Shea Patrick James 4
Research Summary
AI-generated summary
Waste Connections (WCN) GC Shea James Receives 16,491 Shares
What Happened
- Shea Patrick James, Executive Vice President, General Counsel & Secretary of Waste Connections (WCN), converted/released restricted share units into 16,491 common shares across transactions dated Feb 13–17, 2026.
- To cover withholding taxes on the vesting, the issuer withheld 2,390 shares (reported as dispositions) with a reported withholding value of about $385,006. The net increase in James’s holdings from these events was approximately 14,101 shares.
- These entries reflect awards/vestings (A) and conversion/exercise of derivative awards (M) with tax withholding (F).
Key Details
- Transaction dates and amounts:
- Feb 13, 2026: two awards reported of 4,068 shares each (awards/derivative acquisitions).
- Feb 14, 2026: conversion of 839 shares; 237 shares withheld at $160.26 ($37,982).
- Feb 16, 2026: conversion of 853 shares; 208 shares withheld at $160.26 ($33,334).
- Feb 17, 2026: conversions of 1,013 and 5,650 shares; 399 and 1,546 shares withheld at $161.28 ($64,351 and $249,339).
- Total acquired (from vesting/conversion): 16,491 shares.

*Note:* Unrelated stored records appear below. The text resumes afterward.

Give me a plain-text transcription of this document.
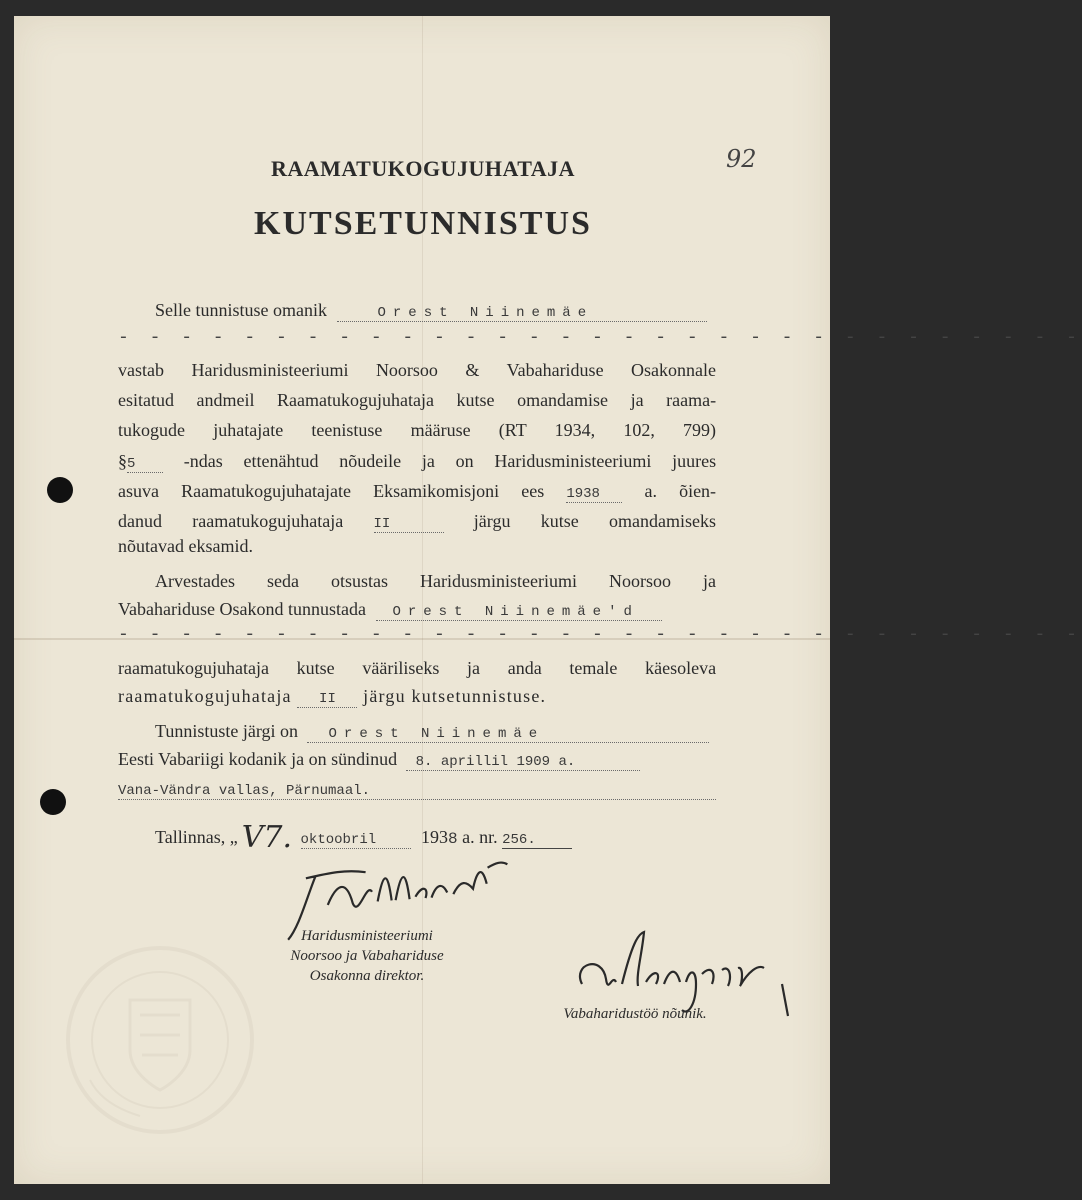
92
RAAMATUKOGUJUHATAJA
KUTSETUNNISTUS
Selle tunnistuse omanik	Orest Niinemäe
- - - - - - - - - - - - - - - - - - - - - - - - - - - - - - -
vastab Haridusministeeriumi Noorsoo & Vabahariduse Osakonnale
esitatud andmeil Raamatukogujuhataja kutse omandamise ja raama-
tukogude juhatajate teenistuse määruse (RT 1934, 102, 799)
§5	-ndas ettenähtud nõudeile ja on Haridusministeeriumi juures
asuva Raamatukogujuhatajate Eksamikomisjoni ees 1938 a. õien-
danud raamatukogujuhataja II	järgu kutse omandamiseks
nõutavad eksamid.
Arvestades seda otsustas Haridusministeeriumi Noorsoo ja
Vabahariduse Osakond tunnustada Orest Niinemäe'd
- - - - - - - - - - - - - - - - - - - - - - - - - - - - - - -
raamatukogujuhataja kutse vääriliseks ja anda temale käesoleva
raamatukogujuhataja II järgu kutsetunnistuse.
Tunnistuste järgi on Orest Niinemäe
Eesti Vabariigi kodanik ja on sündinud 8. aprillil 1909 a.
Vana-Vändra vallas, Pärnumaal.
Tallinnas, „ V7. oktoobril 1938 a. nr. 256.
Haridusministeeriumi
Noorsoo ja Vabahariduse
Osakonna direktor.
Vabaharidustöö nõunik.
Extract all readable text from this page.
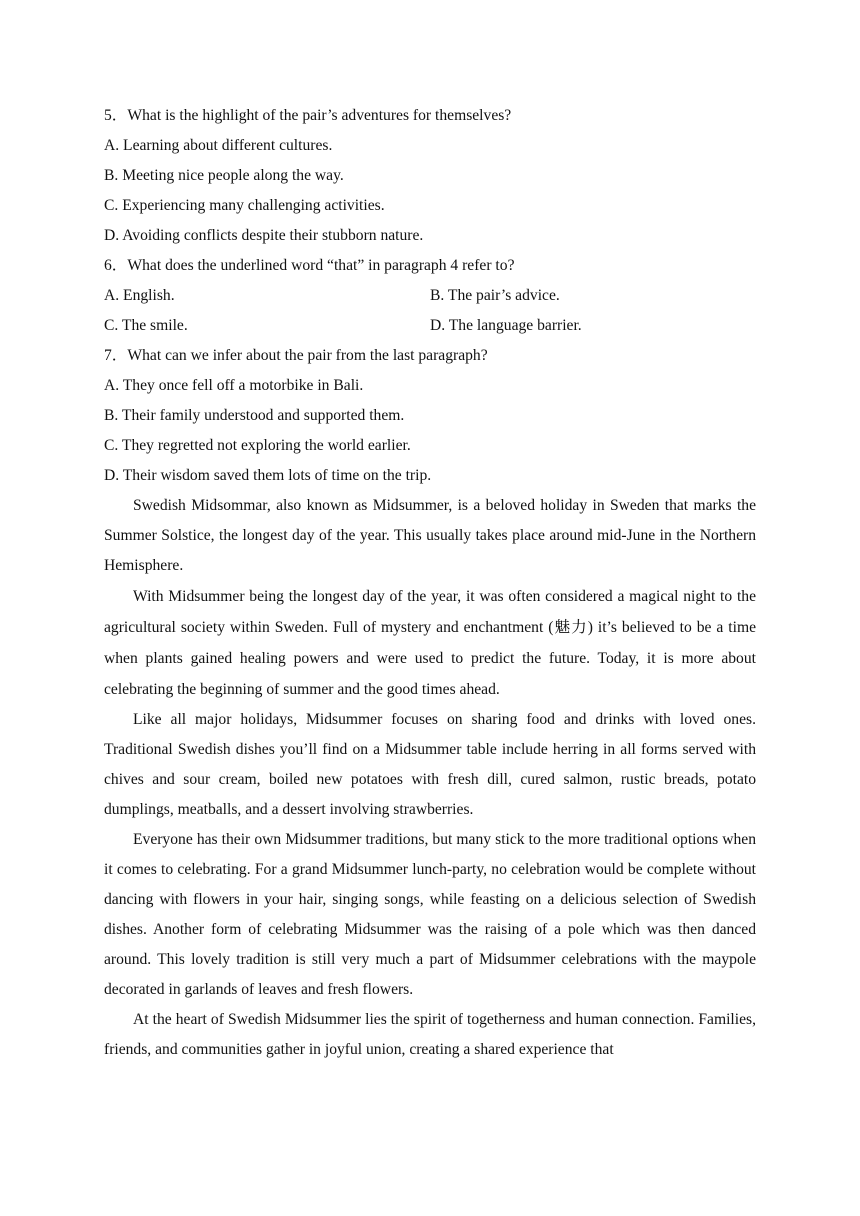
5．What is the highlight of the pair’s adventures for themselves?
A. Learning about different cultures.
B. Meeting nice people along the way.
C. Experiencing many challenging activities.
D. Avoiding conflicts despite their stubborn nature.
6．What does the underlined word “that” in paragraph 4 refer to?
A. English.	B. The pair’s advice.
C. The smile.	D. The language barrier.
7．What can we infer about the pair from the last paragraph?
A. They once fell off a motorbike in Bali.
B. Their family understood and supported them.
C. They regretted not exploring the world earlier.
D. Their wisdom saved them lots of time on the trip.

Swedish Midsommar, also known as Midsummer, is a beloved holiday in Sweden that marks the Summer Solstice, the longest day of the year. This usually takes place around mid-June in the Northern Hemisphere.

With Midsummer being the longest day of the year, it was often considered a magical night to the agricultural society within Sweden. Full of mystery and enchantment (魅力) it’s believed to be a time when plants gained healing powers and were used to predict the future. Today, it is more about celebrating the beginning of summer and the good times ahead.

Like all major holidays, Midsummer focuses on sharing food and drinks with loved ones. Traditional Swedish dishes you’ll find on a Midsummer table include herring in all forms served with chives and sour cream, boiled new potatoes with fresh dill, cured salmon, rustic breads, potato dumplings, meatballs, and a dessert involving strawberries.

Everyone has their own Midsummer traditions, but many stick to the more traditional options when it comes to celebrating. For a grand Midsummer lunch-party, no celebration would be complete without dancing with flowers in your hair, singing songs, while feasting on a delicious selection of Swedish dishes. Another form of celebrating Midsummer was the raising of a pole which was then danced around. This lovely tradition is still very much a part of Midsummer celebrations with the maypole decorated in garlands of leaves and fresh flowers.

At the heart of Swedish Midsummer lies the spirit of togetherness and human connection. Families, friends, and communities gather in joyful union, creating a shared experience that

Total withheld for taxes: 2,390 shares (~$385,006). Net new shares: ~14,101.
- Notable footnotes:
- F1: shares withheld by issuer to satisfy applicable withholding taxes (cashless settlement).
- F3/F7: performance-based restricted share units (PSUs) from 2023 vested with payout at 139.5% of target (per filing).
- F4–F6: conversions on vesting of prior RSU awards (awarded in 2023–2025) that vest over four years.
- Filing: Form 4 was filed on Feb 18, 2026 (covers the Feb 13–17 transactions).
Context
- These were compensation-related vesting and conversion events (restricted share units and performance awards), not open-market purchases or opportunistic sales. The withholding of shares to pay taxes is a routine, cashless way to settle tax obligations on vested equity.
- For retail investors: vesting/award reporting shows management being paid in equity, but such events are typical of long-term compensation plans and do not, by themselves, signal a buy/sell view from the insider.